Geld oder Leben
Vor 16 Jahren übernahm Gerald Heerdegen die Geschäftsführung des Fahnenherstellers von seinem Vater. Seither kämpft er für Nachhaltigkeit – und gegen Billiganbieter.

Man hat ja schon viele Lebensläufe gesehen. Der von Gerald M Heerdegen fällt auf. Ferialpraktikant bei Fahnen-Gärtner mit 16 Jahren, dann HTL-Kolleg für Textilchemie, dann „Mädchen für alles“ bei Fahnen-Gärtner, dann „Erste Rucksackreise nach Malaysia/Thailand“. Fortan listet der heute 50-Jährige regelmäßig einen Karriereschritt, eine Rucksackreise. Zu Tansania hat er ein Naheverhältnis, da kommt seine Mutter her. Da verbrachte er die halbe Jugend, „als man noch die Wege verlassen und zu den Tieren hinfahren konnte“
Statusbewusstsein und Prestigedrang sind ihm hingegen völlig egal. Der Geschäftsführer des Mittersiller Fahnenherstellers will keinen Eindruck schinden. Er will vermitteln, wie er ist. Dass er gern Pink Floyd hört, Kinesiologie mag, vorgegebene Strukturen aber nicht. Dass er etwas Nachhaltiges für die Gesellschaft umsetzen will. Und für seine Enkelkinder, die es noch gar nicht gibt.

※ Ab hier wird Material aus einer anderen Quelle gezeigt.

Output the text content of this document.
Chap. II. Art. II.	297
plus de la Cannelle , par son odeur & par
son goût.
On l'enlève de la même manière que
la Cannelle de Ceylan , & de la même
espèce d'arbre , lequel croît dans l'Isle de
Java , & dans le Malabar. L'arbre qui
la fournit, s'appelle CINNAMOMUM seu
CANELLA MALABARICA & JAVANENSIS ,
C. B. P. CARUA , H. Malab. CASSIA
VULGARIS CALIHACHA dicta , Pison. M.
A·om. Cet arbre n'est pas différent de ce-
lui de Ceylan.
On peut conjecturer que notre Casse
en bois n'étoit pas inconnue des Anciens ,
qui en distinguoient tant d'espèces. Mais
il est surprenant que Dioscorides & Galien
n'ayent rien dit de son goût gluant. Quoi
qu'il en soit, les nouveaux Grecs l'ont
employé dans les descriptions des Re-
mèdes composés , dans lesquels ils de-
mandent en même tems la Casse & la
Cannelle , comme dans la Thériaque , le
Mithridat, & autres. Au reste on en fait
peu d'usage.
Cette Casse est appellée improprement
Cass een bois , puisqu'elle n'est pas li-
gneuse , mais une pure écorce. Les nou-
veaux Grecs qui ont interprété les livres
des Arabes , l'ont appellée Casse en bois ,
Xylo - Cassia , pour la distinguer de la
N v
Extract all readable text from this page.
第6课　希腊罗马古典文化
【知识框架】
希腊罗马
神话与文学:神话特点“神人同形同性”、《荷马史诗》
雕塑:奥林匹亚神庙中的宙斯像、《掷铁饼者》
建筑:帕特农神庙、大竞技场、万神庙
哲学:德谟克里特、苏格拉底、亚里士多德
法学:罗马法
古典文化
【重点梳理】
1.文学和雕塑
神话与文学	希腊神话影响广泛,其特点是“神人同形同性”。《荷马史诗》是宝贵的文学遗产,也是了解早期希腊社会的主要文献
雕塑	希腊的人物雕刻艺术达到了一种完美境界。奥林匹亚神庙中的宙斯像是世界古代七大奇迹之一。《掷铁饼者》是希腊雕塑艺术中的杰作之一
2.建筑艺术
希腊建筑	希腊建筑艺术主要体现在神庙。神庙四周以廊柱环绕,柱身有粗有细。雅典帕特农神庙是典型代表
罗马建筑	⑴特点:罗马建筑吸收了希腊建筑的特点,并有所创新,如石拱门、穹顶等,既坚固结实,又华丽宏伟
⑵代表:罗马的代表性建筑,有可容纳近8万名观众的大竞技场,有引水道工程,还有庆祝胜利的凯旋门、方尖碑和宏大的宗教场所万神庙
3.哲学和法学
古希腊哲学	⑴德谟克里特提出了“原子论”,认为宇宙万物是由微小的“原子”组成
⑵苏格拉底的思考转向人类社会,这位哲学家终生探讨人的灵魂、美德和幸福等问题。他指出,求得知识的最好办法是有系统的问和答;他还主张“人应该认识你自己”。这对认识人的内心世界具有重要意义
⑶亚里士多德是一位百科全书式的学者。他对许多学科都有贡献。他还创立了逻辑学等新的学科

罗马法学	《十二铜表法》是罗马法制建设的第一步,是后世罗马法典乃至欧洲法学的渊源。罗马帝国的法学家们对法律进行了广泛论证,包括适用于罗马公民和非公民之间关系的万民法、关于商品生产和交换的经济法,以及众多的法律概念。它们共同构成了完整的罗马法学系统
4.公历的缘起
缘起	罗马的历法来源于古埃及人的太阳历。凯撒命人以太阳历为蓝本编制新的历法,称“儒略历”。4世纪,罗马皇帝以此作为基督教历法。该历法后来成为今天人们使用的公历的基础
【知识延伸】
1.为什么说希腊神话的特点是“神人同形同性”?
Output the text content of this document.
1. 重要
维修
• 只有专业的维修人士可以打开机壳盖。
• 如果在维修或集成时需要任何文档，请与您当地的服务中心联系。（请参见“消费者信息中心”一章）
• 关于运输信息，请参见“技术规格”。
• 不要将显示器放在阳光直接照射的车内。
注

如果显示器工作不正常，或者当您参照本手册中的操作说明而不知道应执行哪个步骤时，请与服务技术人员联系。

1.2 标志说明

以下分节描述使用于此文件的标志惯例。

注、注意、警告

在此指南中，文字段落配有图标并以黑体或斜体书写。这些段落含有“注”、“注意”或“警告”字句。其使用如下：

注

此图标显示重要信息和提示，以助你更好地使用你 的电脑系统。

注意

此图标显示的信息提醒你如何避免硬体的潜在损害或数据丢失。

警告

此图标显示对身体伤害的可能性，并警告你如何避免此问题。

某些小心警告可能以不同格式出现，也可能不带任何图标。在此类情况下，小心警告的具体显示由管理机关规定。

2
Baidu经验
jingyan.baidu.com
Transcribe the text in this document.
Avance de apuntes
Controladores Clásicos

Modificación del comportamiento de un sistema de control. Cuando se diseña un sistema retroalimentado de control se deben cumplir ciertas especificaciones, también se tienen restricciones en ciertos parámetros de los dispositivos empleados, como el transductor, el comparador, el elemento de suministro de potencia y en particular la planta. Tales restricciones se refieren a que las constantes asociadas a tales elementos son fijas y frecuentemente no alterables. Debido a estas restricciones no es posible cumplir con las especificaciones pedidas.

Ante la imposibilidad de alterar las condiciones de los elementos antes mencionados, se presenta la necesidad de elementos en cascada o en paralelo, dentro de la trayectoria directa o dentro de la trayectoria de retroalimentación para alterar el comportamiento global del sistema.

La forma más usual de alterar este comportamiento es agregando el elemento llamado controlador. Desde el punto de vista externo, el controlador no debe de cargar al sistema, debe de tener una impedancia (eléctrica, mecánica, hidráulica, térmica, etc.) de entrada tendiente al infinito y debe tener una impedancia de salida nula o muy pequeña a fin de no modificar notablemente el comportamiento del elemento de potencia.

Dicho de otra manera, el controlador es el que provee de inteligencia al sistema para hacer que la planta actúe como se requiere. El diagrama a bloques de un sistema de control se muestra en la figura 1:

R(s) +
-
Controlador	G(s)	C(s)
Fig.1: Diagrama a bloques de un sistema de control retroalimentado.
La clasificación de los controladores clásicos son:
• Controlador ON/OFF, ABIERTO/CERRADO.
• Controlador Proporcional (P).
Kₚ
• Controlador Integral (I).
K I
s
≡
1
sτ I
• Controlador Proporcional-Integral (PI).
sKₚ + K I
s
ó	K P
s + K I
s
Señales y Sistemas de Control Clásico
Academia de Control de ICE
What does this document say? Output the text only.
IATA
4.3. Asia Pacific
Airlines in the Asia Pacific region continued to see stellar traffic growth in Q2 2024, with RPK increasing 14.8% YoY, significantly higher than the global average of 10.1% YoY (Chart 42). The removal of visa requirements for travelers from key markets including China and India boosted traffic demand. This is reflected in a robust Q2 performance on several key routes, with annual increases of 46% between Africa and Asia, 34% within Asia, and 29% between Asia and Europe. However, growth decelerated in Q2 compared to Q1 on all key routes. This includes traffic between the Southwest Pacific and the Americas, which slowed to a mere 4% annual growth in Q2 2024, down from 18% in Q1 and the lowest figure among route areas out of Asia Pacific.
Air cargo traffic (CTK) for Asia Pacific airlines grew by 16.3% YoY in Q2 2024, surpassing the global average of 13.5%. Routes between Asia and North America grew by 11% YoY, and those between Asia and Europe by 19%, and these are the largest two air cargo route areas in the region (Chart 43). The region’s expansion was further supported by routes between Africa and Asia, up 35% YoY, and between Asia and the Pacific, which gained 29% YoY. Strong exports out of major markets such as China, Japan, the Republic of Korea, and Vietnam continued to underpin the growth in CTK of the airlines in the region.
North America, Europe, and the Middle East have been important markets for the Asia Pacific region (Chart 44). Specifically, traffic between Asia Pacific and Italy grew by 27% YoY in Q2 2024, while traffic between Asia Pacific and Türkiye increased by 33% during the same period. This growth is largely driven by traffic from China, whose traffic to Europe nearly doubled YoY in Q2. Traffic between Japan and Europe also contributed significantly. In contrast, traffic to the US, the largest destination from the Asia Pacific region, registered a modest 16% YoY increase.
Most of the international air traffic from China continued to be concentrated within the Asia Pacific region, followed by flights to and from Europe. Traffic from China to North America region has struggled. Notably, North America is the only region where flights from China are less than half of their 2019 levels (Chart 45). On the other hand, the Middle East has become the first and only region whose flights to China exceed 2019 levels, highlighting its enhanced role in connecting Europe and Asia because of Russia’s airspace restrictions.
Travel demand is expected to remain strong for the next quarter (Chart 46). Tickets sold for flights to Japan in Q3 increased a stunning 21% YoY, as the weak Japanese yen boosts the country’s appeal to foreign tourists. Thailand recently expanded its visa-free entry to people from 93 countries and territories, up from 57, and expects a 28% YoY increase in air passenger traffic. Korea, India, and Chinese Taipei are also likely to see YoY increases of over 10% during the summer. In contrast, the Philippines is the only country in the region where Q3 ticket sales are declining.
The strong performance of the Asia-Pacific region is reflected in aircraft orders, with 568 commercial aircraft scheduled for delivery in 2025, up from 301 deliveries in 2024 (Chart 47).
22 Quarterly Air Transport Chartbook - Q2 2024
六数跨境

2005 übernahm Heerdegen 99 Prozent der Firma. Ein Prozent behielt sich sein Vater, Volker Heerdegen, der sie ab 1978 leitete. Er kaufte sie den Gründern Arnold und Anni Gärtner ab, die dort nach dem Krieg Schürzen, Kinder- und Arbeitsbekleidung fertigten. 1950 fanden die Gärtners ihre Bestimmung – eben Fahnen. Knatterfahnen, Bannerfahnen, Hissflaggen, Spannbänder, was das Herz begehrt. Fahnen-Gärtner fertigt jede Fahne. Heute beliefert Heerdegen jun. 30.000 Kunden, hauptsächlich in Österreich und der Schweiz, mit Potenzial in Italien, Deutschland und Slowenien.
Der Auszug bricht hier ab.